Observamos que na teorização do sadismo e do masoquismo são reforçadas no binômio masculino/feminino noções de agressão e passividade atribuídas aos dois gêneros, respectivamente. Entretanto, assim como Thomas Laqueur (2001), acreditamos que a codificação científica da diferença é dependente de uma conjuntura de disputas políticas e mudanças culturais em torno dos gêneros, na qual o sexo torna-se um elemento constitutivo. Não afirmamos, portanto, que cada cientista encontrava em suas observações elementos para a diferenciação sexual motivado por uma intencionalidade consciente, mas que, inserido em uma lógica de diferença sexual, pudesse realmente vê-los. Essas percepções ultrapassaram as páginas de tratados médicos, contribuindo para a conformação de uma organização social.

Considerações finais

Analisamos no presente artigo a construção de noções de sexualidade normal e patológica que o neurologista português Egas Moniz organizou na obra A vida sexual. Percebemos que esse discurso corroborou com o princípio da diferença sexual que emergiu e foi conformado em um contexto de intensos debates sobre os papéis de gênero que ameaçavam, por exemplo, a estruturação social vigente entre o espaço público e o privado. Concebemos, nessa perspectiva, que os modelos de sexualidade sadia e patológica surgem, modificam-se, desaparecem e ressurgem em função de organizações humanas.

Observamos que, na defesa de uma sociedade “saudável”, Moniz se empenhou em categorizar o estado normal do instinto sexual de uma maneira didática e definiu em sua obra não apenas o modelo de normalidade, mas as “taras” sexuais que, em oposição, reafirmariam esse modelo. Sobre tais desvios, o olhar médico deveria se voltar não somente para a instrução dos indivíduos, mas para o tratamento daqueles que manifestavam as perversões. A eugenia surgiu aí como o controle de nascimentos indesejáveis para a coerção da multiplicação desses desvios, por meio de uma gestão que passaria, para Moniz, pelo corpo feminino e sua sexualidade. O autor recorreu ainda aos pressupostos freudianos, reafirmando com eles o modelo da diferença sexual. Para nós, sua obra fez parte de um projeto médico que desde o século XVIII se ocupou da sexualidade e que servia ao ordenamento social que se desenvolvia em torno dela.

Acreditamos que o estudo dessa obra em uma perspectiva de história das ciências e gênero contribui para a percepção de discursos médico-científicos como geradores de subsídios de ordenação das relações em sociedade. Consideramos, sobretudo, que esses discursos legitimaram comportamentos e papéis sociais para homens e mulheres – como a violência masculina e a submissão feminina do ponto de vista físico e intelectual. Desse modo, concordamos com Amílcar Torrão Filho (jun. 2005), que defende a ideia de que as ciências humanas podem dar às ciências exatas e da natureza uma compreensão histórica e uma dimensão ética, evitando que suas “descobertas” sejam arregimentadas na forma de compreensões errôneas da natureza humana e de ideologias de controle.

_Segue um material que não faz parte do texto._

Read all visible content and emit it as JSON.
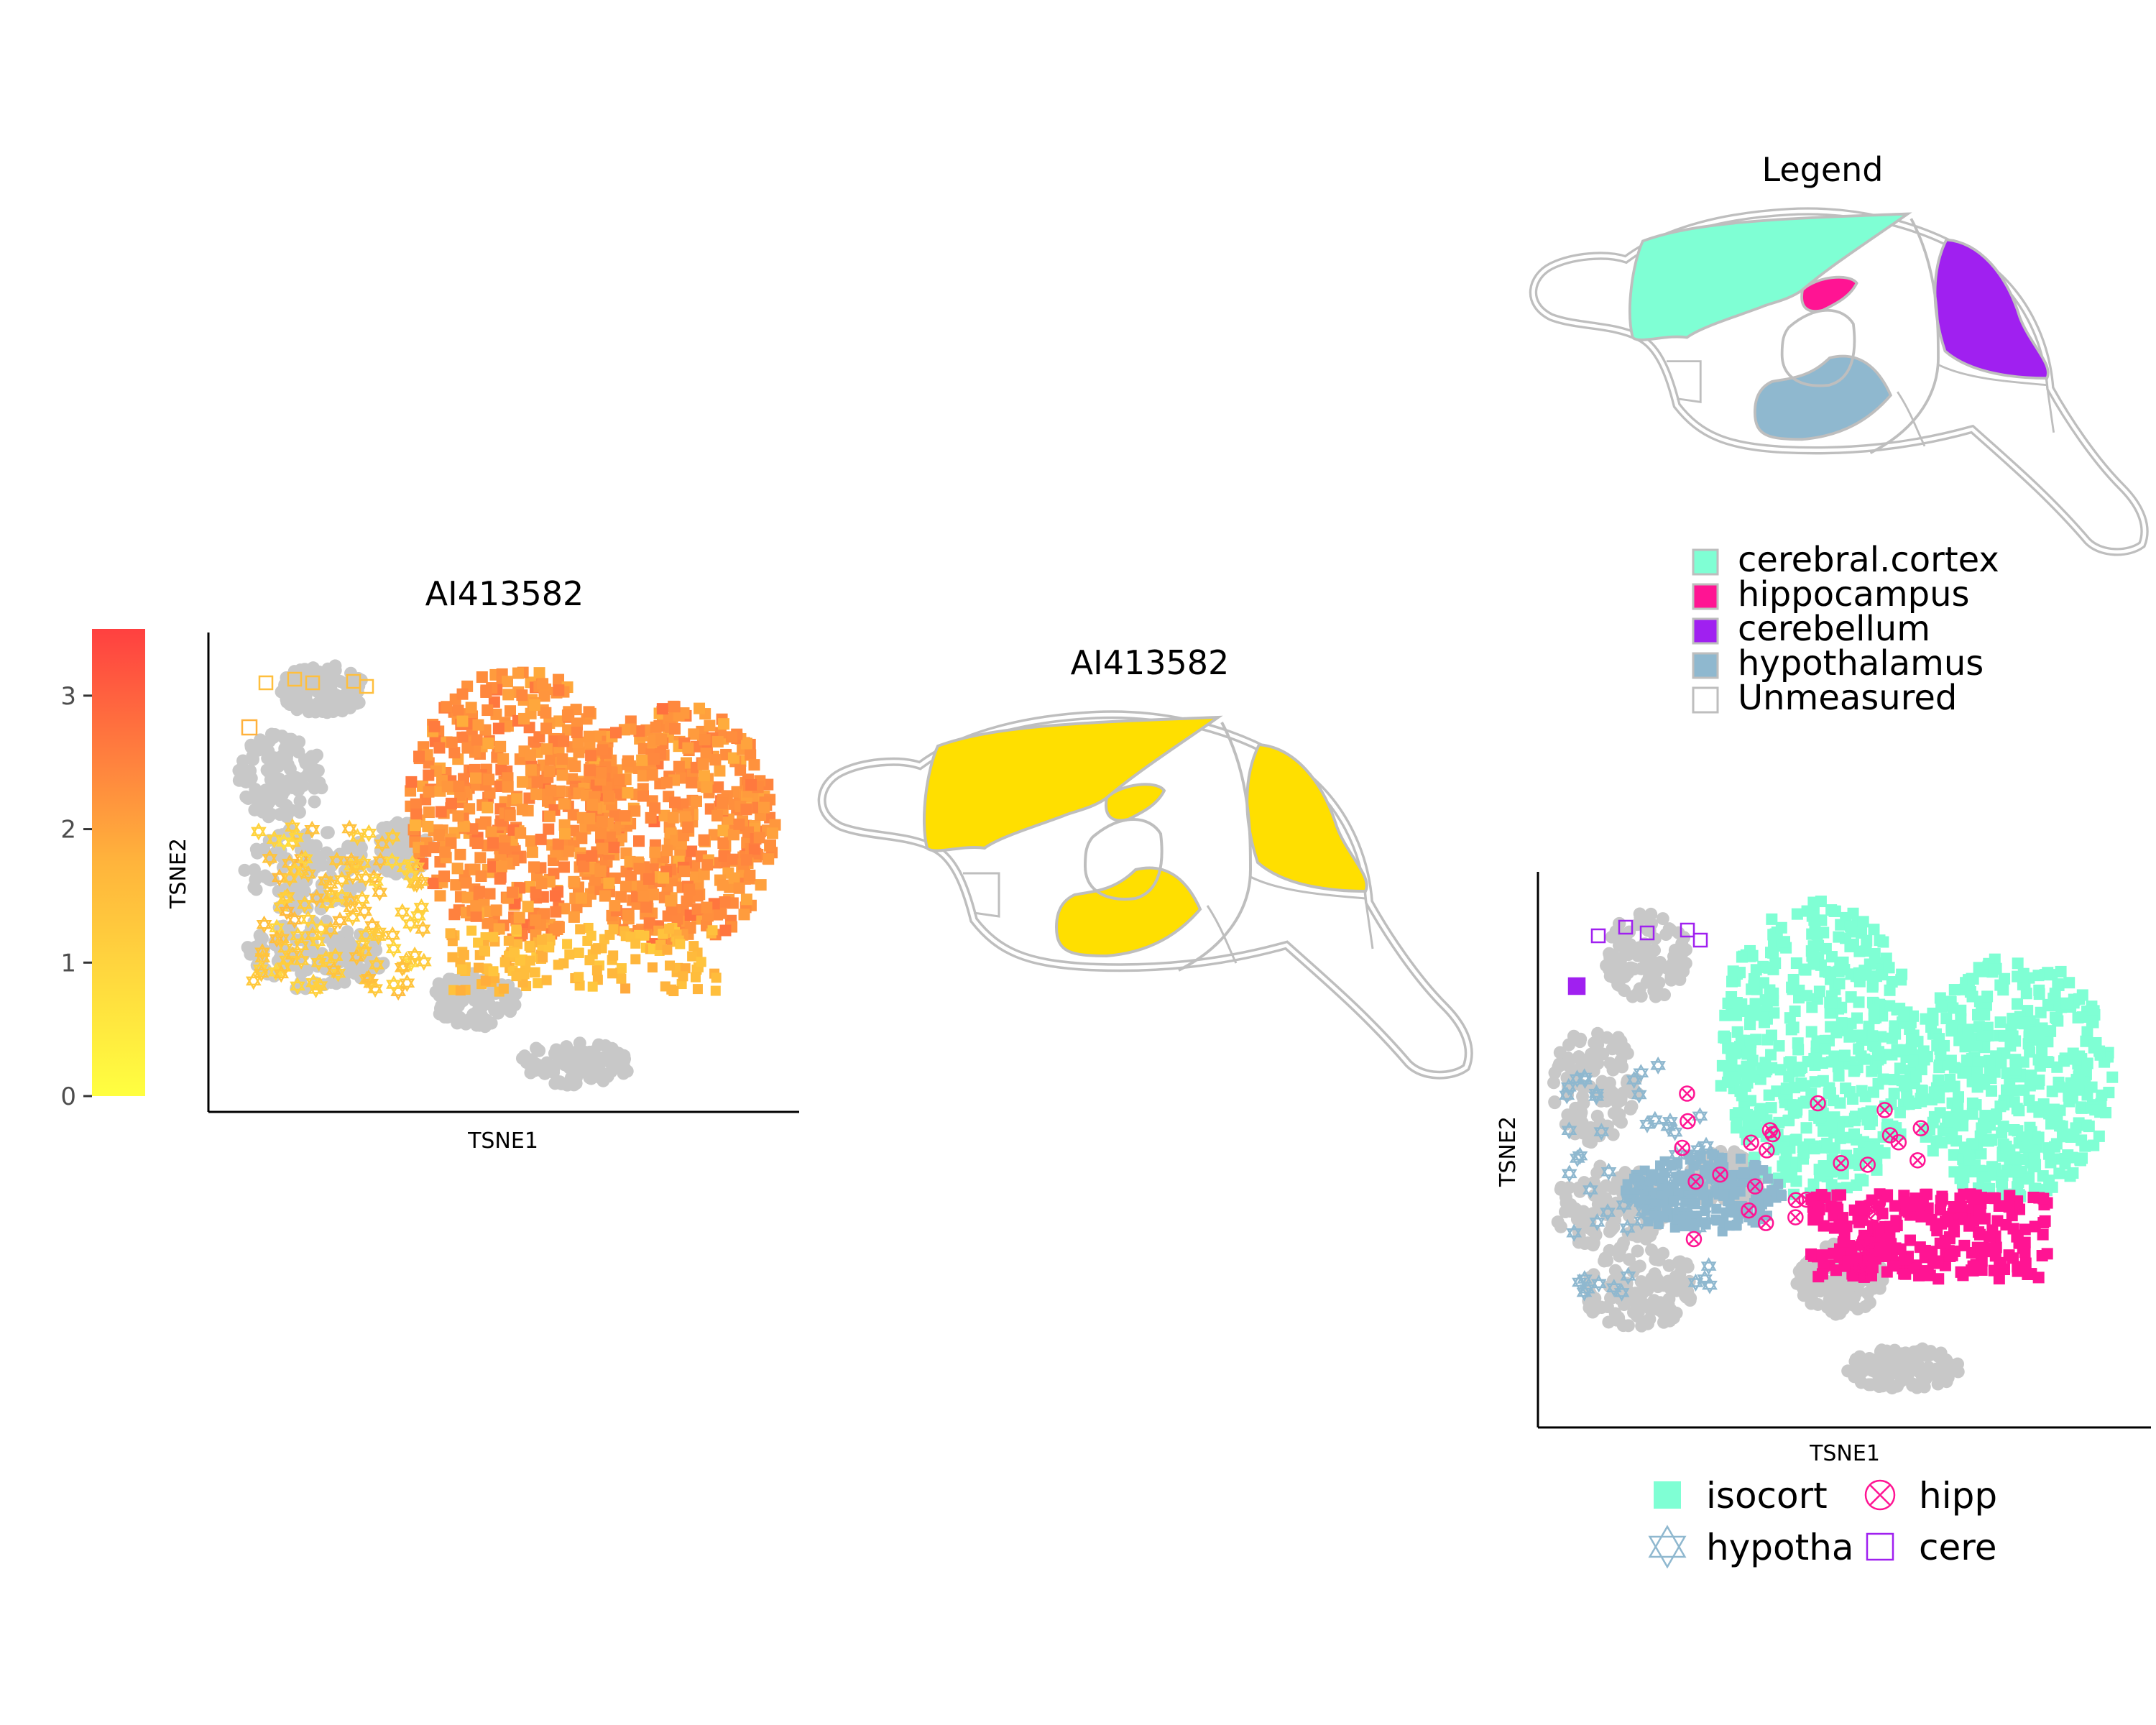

Intencionamos promover aqui um trabalho que historiciza a “desistorização” da diferenciação à qual os homens e as mulheres não param de ser submetidos e que os leva a se distinguir se masculinizando ou se feminilizando (Bourdieu, 1998). Agumentamos que a interiorização de discursos sobre a diferença biológica – que ganha novas roupagens no século XX, como nas pesquisas sobre os cromossomos e os hormônios – não afeta os corpos apenas no sentido de adequação a um modelo heteronormativo. Esses discursos podem, ainda, ser absorvidos pelos indivíduos na forma de padrões patológicos, como no caso da homossexualidade compreendida como doença e na crença na desestabilização emocional feminina em função do ciclo menstrual. As patologias sexuais são ainda passíveis de intervenções cirúrgicas e medicamentosas que visam à conformação de pacientes a quadros clínicos desejáveis segundo o seu sexo – ou ao que socialmente demandam. Por isso vemos no estudo aqui exposto uma breve oportunidade de colaborar com a rejeição do caráter fixo e permanente do binarismo de gênero estruturado por meio do corpo sexuado, o que Joan Scott (1990) define como historicização e desconstrução autênticas dos termos da diferença sexual.